Full evacuation involves complete evacuation of the building. Partial evacuation is when an emergency only affects part of the building, and requires a partial evacuation of the structure.
Tips for Apartment Emergency Preparedness
It's important that those responsible for a community's emergency plan do not neglect considering the requirements of "special needs" residents in their community during a crisis. Accommodations for evacuation of such residents, who could have limited mobility due to illness or who might be too young to follow an emergency plan, should be delineated while devising the emergency plan. Because of laws governing the disclosure of personal information, emergency providers such as firefighters or police officers cannot have a list before an emergency that informs them as to which residents of a building are disabled, Allen says.
But in the event of an emergency in the building, it is the responsibility of the property manager to immediately provide that information to emergency responders. Your game plan should also include phone numbers of potential service providers and other professionals you might need in the event of a crisis.
Read e-book Emergency Preparedness Techniques Every Apartment & Condo Dweller Must Know
Someone posted in front directing those exiting and sharing information with responders will help. According to Cervelli, it is extremely important that you don't obsess about what you cannot control. Instead, focus your efforts on how to deal with the immediate needs of your residents. One necessary element of a good emergency management plan is making sure it provides for plenty of communication between those in charge and the residents.
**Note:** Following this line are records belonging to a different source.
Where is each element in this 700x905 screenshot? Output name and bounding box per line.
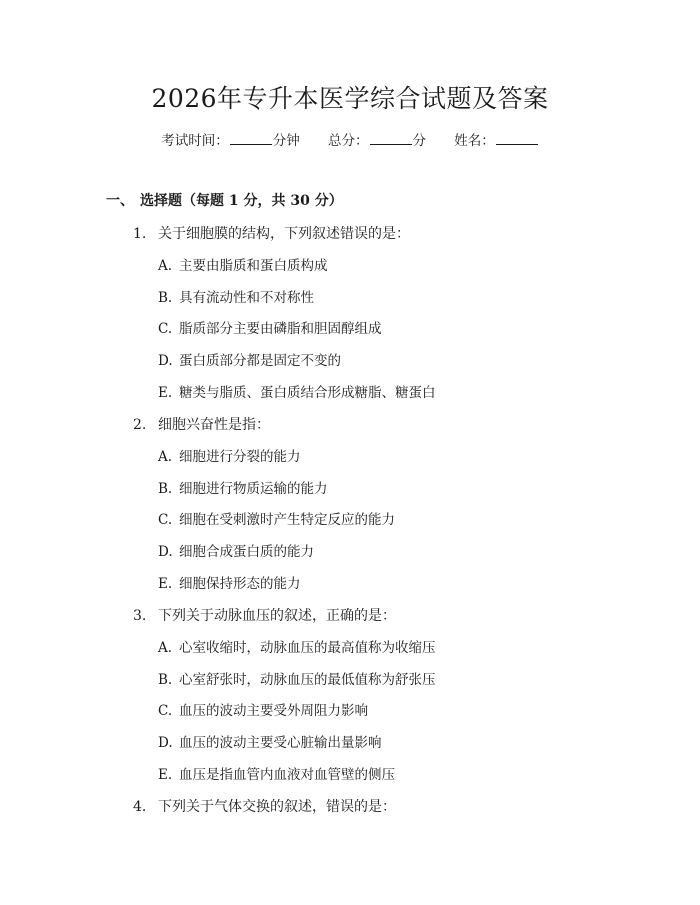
option-text: 细胞进行物质运输的能力 xyxy=(179,481,328,497)
option-label: D. xyxy=(158,735,173,751)
exam-meta xyxy=(0,130,700,151)
option-text: 细胞进行分裂的能力 xyxy=(179,449,301,465)
student-name-label: 姓名： xyxy=(454,133,495,149)
option-text: 心室收缩时，动脉血压的最高值称为收缩压 xyxy=(179,640,436,656)
option-label: E. xyxy=(158,767,173,783)
option-text: 脂质部分主要由磷脂和胆固醇组成 xyxy=(179,321,382,337)
option-text: 蛋白质部分都是固定不变的 xyxy=(179,353,341,369)
option-1-b xyxy=(158,287,314,309)
option-2-c xyxy=(158,509,395,531)
student-name xyxy=(454,130,539,151)
option-text: 细胞保持形态的能力 xyxy=(179,576,301,592)
question-text: 下列关于气体交换的叙述，错误的是： xyxy=(158,799,396,815)
question-text: 关于细胞膜的结构，下列叙述错误的是： xyxy=(158,226,410,242)
option-2-d xyxy=(158,541,314,563)
section-number: 一、 xyxy=(106,193,134,209)
option-text: 具有流动性和不对称性 xyxy=(179,290,314,306)
option-text: 主要由脂质和蛋白质构成 xyxy=(179,258,328,274)
option-label: C. xyxy=(158,512,173,528)
question-3 xyxy=(133,605,396,627)
option-2-b xyxy=(158,478,328,500)
option-1-d xyxy=(158,350,341,372)
exam-time xyxy=(161,130,300,151)
option-1-c xyxy=(158,318,382,340)
option-label: D. xyxy=(158,544,173,560)
option-text: 血压的波动主要受心脏输出量影响 xyxy=(179,735,382,751)
option-label: A. xyxy=(158,640,173,656)
exam-time-label: 考试时间： xyxy=(161,133,229,149)
section-heading xyxy=(106,190,343,212)
page-title: 2026年专升本医学综合试题及答案 xyxy=(151,84,549,113)
student-name-blank xyxy=(496,130,538,145)
option-label: C. xyxy=(158,321,173,337)
total-score-blank xyxy=(370,130,412,145)
total-score xyxy=(328,130,426,151)
question-number: 1. xyxy=(133,226,147,242)
option-2-e xyxy=(158,573,301,595)
question-text: 细胞兴奋性是指： xyxy=(158,417,270,433)
total-score-unit: 分 xyxy=(412,133,426,149)
option-label: B. xyxy=(158,481,173,497)
question-4 xyxy=(133,796,396,818)
option-text: 细胞在受刺激时产生特定反应的能力 xyxy=(179,512,395,528)
option-3-b xyxy=(158,669,436,691)
question-1 xyxy=(133,223,410,245)
option-label: B. xyxy=(158,290,173,306)
option-text: 血压的波动主要受外周阻力影响 xyxy=(179,703,368,719)
option-3-e xyxy=(158,764,395,786)
option-label: E. xyxy=(158,385,173,401)
option-text: 心室舒张时，动脉血压的最低值称为舒张压 xyxy=(179,672,436,688)
exam-time-unit: 分钟 xyxy=(272,133,300,149)
option-label: B. xyxy=(158,672,173,688)
option-1-a xyxy=(158,255,328,277)
question-text: 下列关于动脉血压的叙述，正确的是： xyxy=(158,608,396,624)
option-label: C. xyxy=(158,703,173,719)
option-1-e xyxy=(158,382,436,404)
option-text: 细胞合成蛋白质的能力 xyxy=(179,544,314,560)
total-score-label: 总分： xyxy=(328,133,369,149)
question-number: 3. xyxy=(133,608,147,624)
option-label: A. xyxy=(158,258,173,274)
option-3-d xyxy=(158,732,382,754)
question-number: 4. xyxy=(133,799,147,815)
option-text: 糖类与脂质、蛋白质结合形成糖脂、糖蛋白 xyxy=(179,385,436,401)
question-number: 2. xyxy=(133,417,147,433)
option-label: A. xyxy=(158,449,173,465)
option-label: D. xyxy=(158,353,173,369)
option-3-a xyxy=(158,637,436,659)
section-title: 选择题（每题 1 分，共 30 分） xyxy=(140,193,343,209)
question-2 xyxy=(133,414,270,436)
option-2-a xyxy=(158,446,301,468)
option-3-c xyxy=(158,700,368,722)
option-text: 血压是指血管内血液对血管壁的侧压 xyxy=(179,767,395,783)
exam-time-blank xyxy=(230,130,272,145)
option-label: E. xyxy=(158,576,173,592)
Nothing is scarier than… not knowing what's going on. A 'calling tree,' whereby community members call one another in the event of a problem, is one way. Another, more modern method is a phone notification service that dials multiple phone lines at once with crucial information. A growing trend in the property management arena, phone notification systems are a great way to keep residents apprised of what's going on—immediately. In an emergency, knowing what to do and how to react is more than half the battle.